Two waves are simultaneously passing through a string and their equations are:
$$y_1 = A_1 \sin k(x - vt)$$, $$y_2 = A_2 \sin k(x - vt + x_0)$$. Given amplitudes $$A_1 = 12$$ mm and $$A_2 = 5$$ mm, $$x_0 = 3.5$$ cm and wave number $$k = 6.28$$ cm$$^{-1}$$. The amplitude of resulting wave will be _________ mm.

We are given two progressive waves travelling through the same stretched string

$$y_1 = A_1 \sin k\,(x - v t)$$

$$y_2 = A_2 \sin k\,(x - v t + x_0)$$

with the numerical data

$$A_1 = 12 \text{ mm}, \qquad A_2 = 5 \text{ mm}, \qquad x_0 = 3.5 \text{ cm}, \qquad k = 6.28 \text{ cm}^{-1}.$$

Both waves have exactly the same angular wave number $$k$$ and hence the same angular frequency; the only difference between them is a phase difference produced by the extra term $$x_0$$ inside the argument of the second sine. To combine two sine waves of the same frequency but different amplitudes and phases, we use the standard superposition formula.

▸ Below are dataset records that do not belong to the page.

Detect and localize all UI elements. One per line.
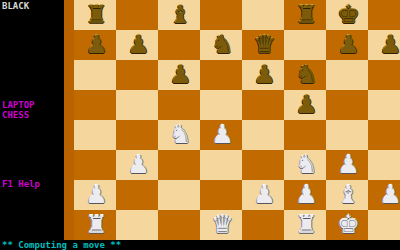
square-d3[interactable] <box>200 150 242 180</box>
square-e7[interactable]: ♛ <box>242 30 284 60</box>
square-f5[interactable]: ♟ <box>284 90 326 120</box>
black-rook[interactable]: ♜ <box>284 0 326 30</box>
square-b1[interactable] <box>116 210 158 240</box>
black-pawn[interactable]: ♟ <box>158 60 200 90</box>
status-text: ** Computing a move ** <box>2 240 121 250</box>
square-e5[interactable] <box>242 90 284 120</box>
square-g4[interactable] <box>326 120 368 150</box>
square-a3[interactable] <box>74 150 116 180</box>
black-rook[interactable]: ♜ <box>74 0 116 30</box>
white-pawn[interactable]: ♟ <box>74 180 116 210</box>
square-b6[interactable] <box>116 60 158 90</box>
black-pawn[interactable]: ♟ <box>284 90 326 120</box>
square-a8[interactable]: ♜ <box>74 0 116 30</box>
square-f6[interactable]: ♞ <box>284 60 326 90</box>
square-b5[interactable] <box>116 90 158 120</box>
white-rook[interactable]: ♜ <box>284 210 326 240</box>
square-b7[interactable]: ♟ <box>116 30 158 60</box>
white-bishop[interactable]: ♝ <box>326 180 368 210</box>
square-b4[interactable] <box>116 120 158 150</box>
square-a2[interactable]: ♟ <box>74 180 116 210</box>
chess-board: ♜♝♜♚♟♟♞♛♟♟♟♟♞♟♞♟♟♞♟♟♟♟♝♟♜♛♜♚ <box>74 0 400 240</box>
black-pawn[interactable]: ♟ <box>242 60 284 90</box>
white-pawn[interactable]: ♟ <box>200 120 242 150</box>
app-title-line2: CHESS <box>2 110 29 120</box>
square-c4[interactable]: ♞ <box>158 120 200 150</box>
black-pawn[interactable]: ♟ <box>368 30 400 60</box>
black-knight[interactable]: ♞ <box>284 60 326 90</box>
white-knight[interactable]: ♞ <box>284 150 326 180</box>
square-f4[interactable] <box>284 120 326 150</box>
side-to-move-label: BLACK <box>2 1 29 11</box>
square-c6[interactable]: ♟ <box>158 60 200 90</box>
square-c8[interactable]: ♝ <box>158 0 200 30</box>
white-queen[interactable]: ♛ <box>200 210 242 240</box>
status-bar: ** Computing a move ** <box>0 240 400 250</box>
square-e8[interactable] <box>242 0 284 30</box>
square-h7[interactable]: ♟ <box>368 30 400 60</box>
board-left-border <box>64 0 74 240</box>
square-b2[interactable] <box>116 180 158 210</box>
white-rook[interactable]: ♜ <box>74 210 116 240</box>
square-h1[interactable] <box>368 210 400 240</box>
square-d6[interactable] <box>200 60 242 90</box>
square-h2[interactable]: ♟ <box>368 180 400 210</box>
square-g8[interactable]: ♚ <box>326 0 368 30</box>
square-h6[interactable] <box>368 60 400 90</box>
square-a4[interactable] <box>74 120 116 150</box>
square-f2[interactable]: ♟ <box>284 180 326 210</box>
black-pawn[interactable]: ♟ <box>116 30 158 60</box>
white-pawn[interactable]: ♟ <box>284 180 326 210</box>
square-a1[interactable]: ♜ <box>74 210 116 240</box>
square-h5[interactable] <box>368 90 400 120</box>
square-d8[interactable] <box>200 0 242 30</box>
square-f1[interactable]: ♜ <box>284 210 326 240</box>
black-bishop[interactable]: ♝ <box>158 0 200 30</box>
white-pawn[interactable]: ♟ <box>326 150 368 180</box>
black-king[interactable]: ♚ <box>326 0 368 30</box>
square-a6[interactable] <box>74 60 116 90</box>
app-title-line1: LAPTOP <box>2 100 35 110</box>
square-d4[interactable]: ♟ <box>200 120 242 150</box>
black-pawn[interactable]: ♟ <box>74 30 116 60</box>
square-h3[interactable] <box>368 150 400 180</box>
square-e3[interactable] <box>242 150 284 180</box>
square-b8[interactable] <box>116 0 158 30</box>
square-a5[interactable] <box>74 90 116 120</box>
black-knight[interactable]: ♞ <box>200 30 242 60</box>
square-e4[interactable] <box>242 120 284 150</box>
chess-app-screen: BLACK LAPTOPCHESS F1 Help ♜♝♜♚♟♟♞♛♟♟♟♟♞♟… <box>0 0 400 250</box>
square-f3[interactable]: ♞ <box>284 150 326 180</box>
square-h4[interactable] <box>368 120 400 150</box>
square-b3[interactable]: ♟ <box>116 150 158 180</box>
square-c2[interactable] <box>158 180 200 210</box>
white-king[interactable]: ♚ <box>326 210 368 240</box>
square-a7[interactable]: ♟ <box>74 30 116 60</box>
app-title: LAPTOPCHESS <box>2 100 35 120</box>
square-f7[interactable] <box>284 30 326 60</box>
square-e1[interactable] <box>242 210 284 240</box>
square-g7[interactable]: ♟ <box>326 30 368 60</box>
square-d7[interactable]: ♞ <box>200 30 242 60</box>
black-pawn[interactable]: ♟ <box>326 30 368 60</box>
square-g1[interactable]: ♚ <box>326 210 368 240</box>
square-c1[interactable] <box>158 210 200 240</box>
square-e6[interactable]: ♟ <box>242 60 284 90</box>
black-queen[interactable]: ♛ <box>242 30 284 60</box>
white-knight[interactable]: ♞ <box>158 120 200 150</box>
square-g6[interactable] <box>326 60 368 90</box>
square-h8[interactable] <box>368 0 400 30</box>
square-d1[interactable]: ♛ <box>200 210 242 240</box>
square-g2[interactable]: ♝ <box>326 180 368 210</box>
square-c3[interactable] <box>158 150 200 180</box>
square-d5[interactable] <box>200 90 242 120</box>
white-pawn[interactable]: ♟ <box>368 180 400 210</box>
square-c5[interactable] <box>158 90 200 120</box>
square-d2[interactable] <box>200 180 242 210</box>
square-f8[interactable]: ♜ <box>284 0 326 30</box>
square-g3[interactable]: ♟ <box>326 150 368 180</box>
white-pawn[interactable]: ♟ <box>242 180 284 210</box>
white-pawn[interactable]: ♟ <box>116 150 158 180</box>
help-hint: F1 Help <box>2 179 40 189</box>
square-e2[interactable]: ♟ <box>242 180 284 210</box>
square-c7[interactable] <box>158 30 200 60</box>
square-g5[interactable] <box>326 90 368 120</box>
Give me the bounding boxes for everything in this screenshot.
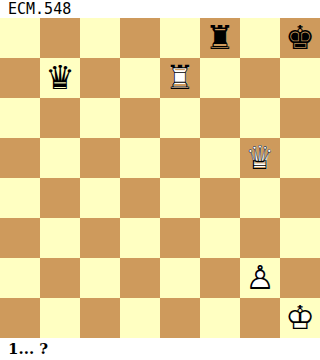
square-g5[interactable]: ♛♕ — [240, 138, 280, 178]
square-h2[interactable] — [280, 258, 320, 298]
square-b2[interactable] — [40, 258, 80, 298]
square-h6[interactable] — [280, 98, 320, 138]
white-queen-g5[interactable]: ♕ — [240, 138, 280, 178]
square-e8[interactable] — [160, 18, 200, 58]
square-d6[interactable] — [120, 98, 160, 138]
square-b7[interactable]: ♛ — [40, 58, 80, 98]
square-g2[interactable]: ♟♙ — [240, 258, 280, 298]
square-b1[interactable] — [40, 298, 80, 338]
square-b8[interactable] — [40, 18, 80, 58]
square-g1[interactable] — [240, 298, 280, 338]
square-h3[interactable] — [280, 218, 320, 258]
square-e6[interactable] — [160, 98, 200, 138]
square-h8[interactable]: ♚ — [280, 18, 320, 58]
square-d5[interactable] — [120, 138, 160, 178]
square-f5[interactable] — [200, 138, 240, 178]
square-a3[interactable] — [0, 218, 40, 258]
square-e4[interactable] — [160, 178, 200, 218]
square-e2[interactable] — [160, 258, 200, 298]
square-c8[interactable] — [80, 18, 120, 58]
square-a2[interactable] — [0, 258, 40, 298]
square-b6[interactable] — [40, 98, 80, 138]
move-prompt: 1... ? — [8, 340, 48, 360]
square-a5[interactable] — [0, 138, 40, 178]
square-c5[interactable] — [80, 138, 120, 178]
square-a6[interactable] — [0, 98, 40, 138]
square-d4[interactable] — [120, 178, 160, 218]
diagram-title: ECM.548 — [8, 1, 71, 18]
chess-board: ♜♚♛♜♖♛♕♟♙♚♔ — [0, 18, 320, 338]
square-b4[interactable] — [40, 178, 80, 218]
square-h5[interactable] — [280, 138, 320, 178]
square-d7[interactable] — [120, 58, 160, 98]
square-e1[interactable] — [160, 298, 200, 338]
square-c6[interactable] — [80, 98, 120, 138]
square-f8[interactable]: ♜ — [200, 18, 240, 58]
square-d3[interactable] — [120, 218, 160, 258]
square-a4[interactable] — [0, 178, 40, 218]
square-a8[interactable] — [0, 18, 40, 58]
square-g6[interactable] — [240, 98, 280, 138]
square-c2[interactable] — [80, 258, 120, 298]
square-c3[interactable] — [80, 218, 120, 258]
square-f6[interactable] — [200, 98, 240, 138]
white-pawn-g2[interactable]: ♙ — [240, 258, 280, 298]
square-e7[interactable]: ♜♖ — [160, 58, 200, 98]
square-d2[interactable] — [120, 258, 160, 298]
square-h1[interactable]: ♚♔ — [280, 298, 320, 338]
square-b3[interactable] — [40, 218, 80, 258]
white-rook-e7[interactable]: ♖ — [160, 58, 200, 98]
white-king-h1[interactable]: ♔ — [280, 298, 320, 338]
square-c7[interactable] — [80, 58, 120, 98]
square-d1[interactable] — [120, 298, 160, 338]
square-a1[interactable] — [0, 298, 40, 338]
black-queen-b7[interactable]: ♛ — [40, 58, 80, 98]
square-g8[interactable] — [240, 18, 280, 58]
square-f4[interactable] — [200, 178, 240, 218]
square-a7[interactable] — [0, 58, 40, 98]
square-h7[interactable] — [280, 58, 320, 98]
square-g7[interactable] — [240, 58, 280, 98]
black-rook-f8[interactable]: ♜ — [200, 18, 240, 58]
square-d8[interactable] — [120, 18, 160, 58]
square-c4[interactable] — [80, 178, 120, 218]
square-f3[interactable] — [200, 218, 240, 258]
square-f7[interactable] — [200, 58, 240, 98]
square-f2[interactable] — [200, 258, 240, 298]
square-g4[interactable] — [240, 178, 280, 218]
square-g3[interactable] — [240, 218, 280, 258]
square-e3[interactable] — [160, 218, 200, 258]
square-e5[interactable] — [160, 138, 200, 178]
square-b5[interactable] — [40, 138, 80, 178]
square-c1[interactable] — [80, 298, 120, 338]
square-h4[interactable] — [280, 178, 320, 218]
square-f1[interactable] — [200, 298, 240, 338]
black-king-h8[interactable]: ♚ — [280, 18, 320, 58]
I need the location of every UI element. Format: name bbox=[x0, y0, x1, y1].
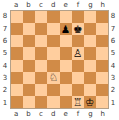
rank-label-2: 2 bbox=[108, 84, 118, 96]
square-g3[interactable] bbox=[84, 72, 96, 84]
square-d7[interactable] bbox=[47, 23, 59, 35]
rank-label-8: 8 bbox=[108, 10, 118, 22]
file-label-h: h bbox=[97, 109, 109, 119]
square-h1[interactable] bbox=[96, 96, 108, 108]
square-c6[interactable] bbox=[35, 35, 47, 47]
file-label-g: g bbox=[84, 109, 96, 119]
square-f1[interactable]: ♖ bbox=[72, 96, 84, 108]
square-e1[interactable] bbox=[60, 96, 72, 108]
square-h4[interactable] bbox=[96, 60, 108, 72]
rank-label-5: 5 bbox=[108, 47, 118, 59]
square-c8[interactable] bbox=[35, 11, 47, 23]
rank-label-7: 7 bbox=[0, 22, 10, 34]
black-king-icon: ♚ bbox=[73, 24, 82, 35]
file-label-f: f bbox=[72, 0, 84, 10]
square-h8[interactable] bbox=[96, 11, 108, 23]
square-d5[interactable] bbox=[47, 47, 59, 59]
square-c1[interactable] bbox=[35, 96, 47, 108]
rank-label-7: 7 bbox=[108, 22, 118, 34]
square-f2[interactable] bbox=[72, 84, 84, 96]
square-f8[interactable] bbox=[72, 11, 84, 23]
square-a1[interactable] bbox=[11, 96, 23, 108]
square-f6[interactable] bbox=[72, 35, 84, 47]
square-a2[interactable] bbox=[11, 84, 23, 96]
square-f3[interactable] bbox=[72, 72, 84, 84]
file-label-a: a bbox=[10, 0, 22, 10]
square-e3[interactable] bbox=[60, 72, 72, 84]
chess-board: ♟♚♙♘♖♔ bbox=[10, 10, 109, 109]
square-c4[interactable] bbox=[35, 60, 47, 72]
square-a6[interactable] bbox=[11, 35, 23, 47]
square-e4[interactable] bbox=[60, 60, 72, 72]
square-b6[interactable] bbox=[23, 35, 35, 47]
file-label-c: c bbox=[35, 0, 47, 10]
rank-label-6: 6 bbox=[108, 35, 118, 47]
square-b1[interactable] bbox=[23, 96, 35, 108]
square-g5[interactable] bbox=[84, 47, 96, 59]
white-knight-icon: ♘ bbox=[49, 72, 58, 83]
file-label-b: b bbox=[22, 0, 34, 10]
square-h2[interactable] bbox=[96, 84, 108, 96]
square-f4[interactable] bbox=[72, 60, 84, 72]
file-label-h: h bbox=[97, 0, 109, 10]
square-f7[interactable]: ♚ bbox=[72, 23, 84, 35]
square-e6[interactable] bbox=[60, 35, 72, 47]
square-f5[interactable]: ♙ bbox=[72, 47, 84, 59]
chess-diagram: abcdefgh 87654321 ♟♚♙♘♖♔ 87654321 abcdef… bbox=[0, 0, 119, 120]
square-c2[interactable] bbox=[35, 84, 47, 96]
square-b8[interactable] bbox=[23, 11, 35, 23]
square-d1[interactable] bbox=[47, 96, 59, 108]
square-a4[interactable] bbox=[11, 60, 23, 72]
file-label-d: d bbox=[47, 0, 59, 10]
square-a7[interactable] bbox=[11, 23, 23, 35]
white-pawn-icon: ♙ bbox=[73, 48, 82, 59]
rank-labels-left: 87654321 bbox=[0, 10, 10, 109]
square-g4[interactable] bbox=[84, 60, 96, 72]
file-label-c: c bbox=[35, 109, 47, 119]
file-label-d: d bbox=[47, 109, 59, 119]
file-label-b: b bbox=[22, 109, 34, 119]
rank-label-4: 4 bbox=[108, 60, 118, 72]
square-a3[interactable] bbox=[11, 72, 23, 84]
rank-label-4: 4 bbox=[0, 60, 10, 72]
file-label-a: a bbox=[10, 109, 22, 119]
white-king-icon: ♔ bbox=[85, 97, 94, 108]
square-g2[interactable] bbox=[84, 84, 96, 96]
file-label-e: e bbox=[60, 109, 72, 119]
square-c7[interactable] bbox=[35, 23, 47, 35]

First we write the second wave so that the common factor $$k(x-vt)$$ is explicit:

$$y_2 = A_2 \sin\!\bigl[k(x-vt) + kx_0 \bigr].$$

This shows that the phase difference $$\phi$$ between the two waves is simply the quantity $$k x_0$$,

$$\phi = k x_0.$$

Let us compute this phase difference numerically. Both $$k$$ and $$x_0$$ are in centimetre units, so we may multiply directly:

$$\phi = k x_0 = (6.28 \,\text{cm}^{-1})(3.5 \,\text{cm}) = 21.98 \text{ rad}.$$

The number 21.98 rad is awkward, so we reduce it with the identity $$\cos(\theta + 2\pi n) = \cos\theta$$. Observe that

$$21.98 \text{ rad} \approx 6.28 \times 3.5 = 2\pi \times 3.5 = 7\pi.$$

Hence

$$\phi \approx 7\pi \text{ rad}.$$

Because $$\cos(7\pi) = \cos(\pi \times 7) = (-1)^7 = -1,$$ the exact cosine of the phase difference is

$$\cos\phi = -1.$$

The resultant displacement $$y$$ is obtained by direct addition, $$y = y_1 + y_2$$, and it is again a sine function with the same angular factor $$k(x-vt)$$ but with a new amplitude $$A_R$$. The formula for the amplitude produced by adding two collinear simple harmonic motions of the same frequency is

$$A_R^2 = A_1^2 + A_2^2 + 2 A_1 A_2 \cos\phi.$$

We now substitute the known numbers:

$$A_R^2 = (12)^2 + (5)^2 + 2(12)(5)\cos\phi.$$

Since $$\cos\phi = -1$$, the last term becomes negative:

$$A_R^2 = 144 + 25 + 2(12)(5)(-1).$$

Compute each piece step by step:

$$144 + 25 = 169,$$

$$2(12)(5) = 120,$$

so

$$A_R^2 = 169 - 120 = 49.$$

Taking the positive square root gives the magnitude of the resultant amplitude:

$$A_R = \sqrt{49} = 7 \text{ mm}.$$

Hence, the correct answer is Option 7.